CMS released a final Medicare Advantage payment rule that is more favorable for insurers than what the agency initially proposed.

The agency announced a 3.3% increase in MA payments next year as opposed to a 1% increase put forward in an earlier draft, driven by the CMS’ decision to phase in technical risk adjustment changes over three years.

Next year, the CMS will blend one-third of the new adjustment risk model with two-thirds of the old model, gradually increasing the amount of the new model that is used until it is 100% in the third year.

Payer lobbies including The Association for Community Available Plans praised the rule, adding that the nonprofit trade group appreciates “the ability to adjust to these changes over the period of time.”

Jefferies analysts said in a note released over the weekend that the rate update, in aggregate, would be “incrementally positive” for MA payers in its coverage, like CVS-owned Aetna.

Insurers fought the proposed payment rule when it was released in February.

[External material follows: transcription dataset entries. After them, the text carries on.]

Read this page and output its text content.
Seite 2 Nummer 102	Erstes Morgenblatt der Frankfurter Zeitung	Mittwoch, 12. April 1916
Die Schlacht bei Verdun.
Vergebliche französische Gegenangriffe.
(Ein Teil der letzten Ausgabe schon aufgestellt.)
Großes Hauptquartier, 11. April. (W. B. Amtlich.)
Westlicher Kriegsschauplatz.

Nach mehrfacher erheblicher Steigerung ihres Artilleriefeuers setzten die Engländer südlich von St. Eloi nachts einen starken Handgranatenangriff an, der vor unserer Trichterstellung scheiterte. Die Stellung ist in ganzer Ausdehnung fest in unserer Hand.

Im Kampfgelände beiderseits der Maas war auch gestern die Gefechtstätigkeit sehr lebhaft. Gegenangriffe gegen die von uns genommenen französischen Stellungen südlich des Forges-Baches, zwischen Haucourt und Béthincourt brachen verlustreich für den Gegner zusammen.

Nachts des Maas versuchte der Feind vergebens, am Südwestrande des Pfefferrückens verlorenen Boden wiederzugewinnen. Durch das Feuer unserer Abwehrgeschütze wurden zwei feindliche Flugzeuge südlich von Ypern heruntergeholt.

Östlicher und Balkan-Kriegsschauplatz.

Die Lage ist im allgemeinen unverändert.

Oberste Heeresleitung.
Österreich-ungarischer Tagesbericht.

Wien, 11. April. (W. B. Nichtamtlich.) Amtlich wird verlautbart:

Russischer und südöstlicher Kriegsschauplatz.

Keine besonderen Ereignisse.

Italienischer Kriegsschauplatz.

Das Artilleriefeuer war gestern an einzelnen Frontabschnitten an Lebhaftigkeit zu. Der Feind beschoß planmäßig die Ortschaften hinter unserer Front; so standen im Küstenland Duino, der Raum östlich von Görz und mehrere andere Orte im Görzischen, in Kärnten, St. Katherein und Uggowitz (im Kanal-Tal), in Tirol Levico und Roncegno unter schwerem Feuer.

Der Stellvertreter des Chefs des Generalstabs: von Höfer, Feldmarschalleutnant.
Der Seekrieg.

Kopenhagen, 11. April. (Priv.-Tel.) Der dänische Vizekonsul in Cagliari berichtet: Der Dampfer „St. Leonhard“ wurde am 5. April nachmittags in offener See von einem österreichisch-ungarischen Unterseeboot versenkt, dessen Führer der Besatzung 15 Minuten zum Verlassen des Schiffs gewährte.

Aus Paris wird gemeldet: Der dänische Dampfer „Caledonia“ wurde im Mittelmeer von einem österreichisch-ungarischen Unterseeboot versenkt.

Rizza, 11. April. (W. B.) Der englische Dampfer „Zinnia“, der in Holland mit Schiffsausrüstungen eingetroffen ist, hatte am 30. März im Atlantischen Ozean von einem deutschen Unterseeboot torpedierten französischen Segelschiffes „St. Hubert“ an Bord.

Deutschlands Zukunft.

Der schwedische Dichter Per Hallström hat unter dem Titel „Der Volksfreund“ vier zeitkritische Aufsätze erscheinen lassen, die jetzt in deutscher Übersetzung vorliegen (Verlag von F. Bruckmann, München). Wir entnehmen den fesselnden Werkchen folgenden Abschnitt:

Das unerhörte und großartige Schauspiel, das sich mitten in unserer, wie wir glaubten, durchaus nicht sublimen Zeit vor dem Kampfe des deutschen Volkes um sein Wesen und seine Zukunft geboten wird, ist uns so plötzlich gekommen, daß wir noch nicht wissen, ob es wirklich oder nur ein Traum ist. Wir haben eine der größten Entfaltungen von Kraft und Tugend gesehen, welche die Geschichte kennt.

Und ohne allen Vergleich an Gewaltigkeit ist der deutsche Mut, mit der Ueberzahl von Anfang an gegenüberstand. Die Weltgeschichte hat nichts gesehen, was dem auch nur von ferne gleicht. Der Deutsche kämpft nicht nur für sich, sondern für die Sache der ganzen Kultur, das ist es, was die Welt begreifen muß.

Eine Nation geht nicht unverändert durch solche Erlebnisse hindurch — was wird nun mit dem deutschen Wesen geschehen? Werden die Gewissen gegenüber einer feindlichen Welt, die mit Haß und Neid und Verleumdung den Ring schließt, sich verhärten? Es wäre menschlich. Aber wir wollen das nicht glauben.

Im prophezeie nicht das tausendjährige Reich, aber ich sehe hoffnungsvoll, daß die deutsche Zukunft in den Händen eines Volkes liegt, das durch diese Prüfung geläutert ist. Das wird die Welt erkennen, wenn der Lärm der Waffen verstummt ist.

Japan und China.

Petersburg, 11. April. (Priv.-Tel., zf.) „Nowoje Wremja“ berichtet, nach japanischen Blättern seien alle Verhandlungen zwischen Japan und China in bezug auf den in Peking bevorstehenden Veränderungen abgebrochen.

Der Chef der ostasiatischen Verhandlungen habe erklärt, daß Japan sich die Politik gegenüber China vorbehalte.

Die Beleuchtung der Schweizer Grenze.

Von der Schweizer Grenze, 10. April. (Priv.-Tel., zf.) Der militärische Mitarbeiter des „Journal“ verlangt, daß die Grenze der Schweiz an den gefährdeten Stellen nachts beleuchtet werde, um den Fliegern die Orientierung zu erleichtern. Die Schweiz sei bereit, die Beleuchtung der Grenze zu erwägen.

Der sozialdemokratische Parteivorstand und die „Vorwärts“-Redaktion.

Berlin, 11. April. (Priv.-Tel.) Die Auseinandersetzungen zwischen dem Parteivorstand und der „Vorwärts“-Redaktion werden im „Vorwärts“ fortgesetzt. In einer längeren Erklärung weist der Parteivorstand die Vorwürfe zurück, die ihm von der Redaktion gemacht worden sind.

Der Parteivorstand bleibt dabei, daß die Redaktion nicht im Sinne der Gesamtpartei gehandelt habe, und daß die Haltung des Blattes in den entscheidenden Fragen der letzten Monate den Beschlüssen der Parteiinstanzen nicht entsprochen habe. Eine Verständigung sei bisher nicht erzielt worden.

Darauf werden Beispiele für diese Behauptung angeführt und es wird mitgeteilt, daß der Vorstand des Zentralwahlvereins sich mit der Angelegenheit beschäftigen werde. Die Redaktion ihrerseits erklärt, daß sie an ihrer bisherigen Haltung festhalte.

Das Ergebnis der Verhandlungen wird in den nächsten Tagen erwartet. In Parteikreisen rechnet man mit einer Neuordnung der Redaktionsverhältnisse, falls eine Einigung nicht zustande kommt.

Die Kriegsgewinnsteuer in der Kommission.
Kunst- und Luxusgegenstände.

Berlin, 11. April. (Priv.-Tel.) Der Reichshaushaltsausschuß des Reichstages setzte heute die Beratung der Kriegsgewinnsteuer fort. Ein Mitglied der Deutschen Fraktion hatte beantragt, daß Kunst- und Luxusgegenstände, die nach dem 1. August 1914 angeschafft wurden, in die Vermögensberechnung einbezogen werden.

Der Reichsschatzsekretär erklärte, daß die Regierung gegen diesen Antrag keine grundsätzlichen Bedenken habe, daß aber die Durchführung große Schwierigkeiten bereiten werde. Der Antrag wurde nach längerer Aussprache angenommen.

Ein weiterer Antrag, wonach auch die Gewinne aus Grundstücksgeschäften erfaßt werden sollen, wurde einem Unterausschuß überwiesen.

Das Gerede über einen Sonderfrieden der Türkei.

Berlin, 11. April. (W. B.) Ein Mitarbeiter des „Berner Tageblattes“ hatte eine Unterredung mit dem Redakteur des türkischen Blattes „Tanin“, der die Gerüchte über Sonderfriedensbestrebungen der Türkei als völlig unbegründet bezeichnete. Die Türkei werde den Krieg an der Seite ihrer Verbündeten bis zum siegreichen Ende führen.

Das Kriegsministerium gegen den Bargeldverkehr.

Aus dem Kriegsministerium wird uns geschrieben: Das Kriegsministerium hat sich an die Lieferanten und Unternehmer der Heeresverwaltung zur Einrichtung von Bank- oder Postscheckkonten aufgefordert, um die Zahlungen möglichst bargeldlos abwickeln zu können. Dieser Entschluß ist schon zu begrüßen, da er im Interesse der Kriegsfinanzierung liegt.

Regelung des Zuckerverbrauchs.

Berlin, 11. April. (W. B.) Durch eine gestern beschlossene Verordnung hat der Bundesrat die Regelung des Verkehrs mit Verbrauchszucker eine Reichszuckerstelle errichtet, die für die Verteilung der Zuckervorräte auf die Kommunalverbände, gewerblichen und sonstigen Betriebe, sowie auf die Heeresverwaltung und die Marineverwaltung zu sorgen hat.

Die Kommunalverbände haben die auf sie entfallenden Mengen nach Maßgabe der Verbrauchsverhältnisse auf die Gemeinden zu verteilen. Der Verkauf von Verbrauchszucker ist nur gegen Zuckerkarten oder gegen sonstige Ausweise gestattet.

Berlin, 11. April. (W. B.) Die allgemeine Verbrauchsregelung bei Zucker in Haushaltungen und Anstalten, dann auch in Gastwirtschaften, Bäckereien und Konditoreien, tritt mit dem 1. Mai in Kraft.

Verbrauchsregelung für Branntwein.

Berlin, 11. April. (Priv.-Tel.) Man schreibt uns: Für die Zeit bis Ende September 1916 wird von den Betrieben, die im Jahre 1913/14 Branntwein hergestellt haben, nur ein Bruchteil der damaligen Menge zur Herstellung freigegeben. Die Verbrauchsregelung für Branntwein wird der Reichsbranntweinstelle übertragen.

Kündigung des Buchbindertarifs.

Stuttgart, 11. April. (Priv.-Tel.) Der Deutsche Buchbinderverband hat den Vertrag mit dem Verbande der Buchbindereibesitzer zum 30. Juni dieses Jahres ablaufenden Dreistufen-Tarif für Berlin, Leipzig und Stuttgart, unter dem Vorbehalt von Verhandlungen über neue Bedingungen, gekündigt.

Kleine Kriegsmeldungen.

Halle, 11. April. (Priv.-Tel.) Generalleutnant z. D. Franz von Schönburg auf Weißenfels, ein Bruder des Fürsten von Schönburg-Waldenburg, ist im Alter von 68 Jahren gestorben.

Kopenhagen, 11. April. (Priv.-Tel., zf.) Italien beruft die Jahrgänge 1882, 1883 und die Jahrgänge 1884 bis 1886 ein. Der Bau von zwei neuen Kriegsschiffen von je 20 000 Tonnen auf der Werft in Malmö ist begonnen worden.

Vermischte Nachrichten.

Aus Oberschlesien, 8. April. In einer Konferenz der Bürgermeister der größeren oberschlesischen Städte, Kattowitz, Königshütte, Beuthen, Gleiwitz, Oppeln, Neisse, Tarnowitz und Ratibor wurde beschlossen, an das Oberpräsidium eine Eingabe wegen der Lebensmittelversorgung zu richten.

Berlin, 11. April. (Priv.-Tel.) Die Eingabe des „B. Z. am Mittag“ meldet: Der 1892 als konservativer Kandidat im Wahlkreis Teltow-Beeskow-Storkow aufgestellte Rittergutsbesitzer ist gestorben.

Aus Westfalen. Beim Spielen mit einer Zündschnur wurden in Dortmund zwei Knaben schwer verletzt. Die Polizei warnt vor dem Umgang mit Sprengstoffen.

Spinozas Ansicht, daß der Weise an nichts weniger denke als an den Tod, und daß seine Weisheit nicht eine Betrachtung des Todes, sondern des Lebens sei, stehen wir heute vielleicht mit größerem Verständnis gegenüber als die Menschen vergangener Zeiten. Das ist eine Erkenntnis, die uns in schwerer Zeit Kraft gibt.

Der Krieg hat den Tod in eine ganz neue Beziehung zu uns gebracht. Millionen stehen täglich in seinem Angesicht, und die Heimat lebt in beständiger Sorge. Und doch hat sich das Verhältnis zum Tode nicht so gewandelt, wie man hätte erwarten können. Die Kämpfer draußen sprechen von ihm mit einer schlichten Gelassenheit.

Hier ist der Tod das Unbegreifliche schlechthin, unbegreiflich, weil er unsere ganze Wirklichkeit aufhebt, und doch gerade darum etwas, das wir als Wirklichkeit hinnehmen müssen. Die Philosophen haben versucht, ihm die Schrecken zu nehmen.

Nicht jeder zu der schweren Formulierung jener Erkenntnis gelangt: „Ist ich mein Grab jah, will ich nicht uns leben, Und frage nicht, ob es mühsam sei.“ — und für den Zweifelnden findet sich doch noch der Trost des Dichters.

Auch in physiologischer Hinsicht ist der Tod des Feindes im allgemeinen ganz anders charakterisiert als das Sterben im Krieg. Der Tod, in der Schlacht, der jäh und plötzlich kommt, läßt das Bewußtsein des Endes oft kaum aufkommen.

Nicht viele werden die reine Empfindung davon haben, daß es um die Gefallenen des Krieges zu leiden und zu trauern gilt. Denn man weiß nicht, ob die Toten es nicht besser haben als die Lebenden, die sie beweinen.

In comments to the CMS, the national payer lobby AHIP cited its own research to argue that the earlier proposed payment rule actually amounted to a 3.7% drop when all changes were considered.

In a call with reporters Friday, CMS Administrator Chiquita Brooks-LaSure pushed back on the idea that plan rates would get a cut for 2024.

“We are very comfortable that in our rate notice plans are going to be paid more than they were last year,” she said. “And that we expect that premiums and plan benefits will be consistent with what they have been and that anything that differs are choices that plans are making.”

Some lawmakers, including Sen. Elizabeth Warren, pushed for the initially proposed rate change to be finalized.  In a letter dated last week to HHS and CMS leaders, Warren said insurers play “tricks” to “squeeze billions of extra dollars out of the Medicare program.”

She also said overpayments to MA plans, estimated at $23 billion this year, force those enrolled in traditional Medicare to pay higher premiums.

Friday’s win for payers comes as insurance companies continue to fight other proposals targeting MA plans from the Biden administration, including a January proposal that seeks to claw back billions in overpayments beginning in 2018.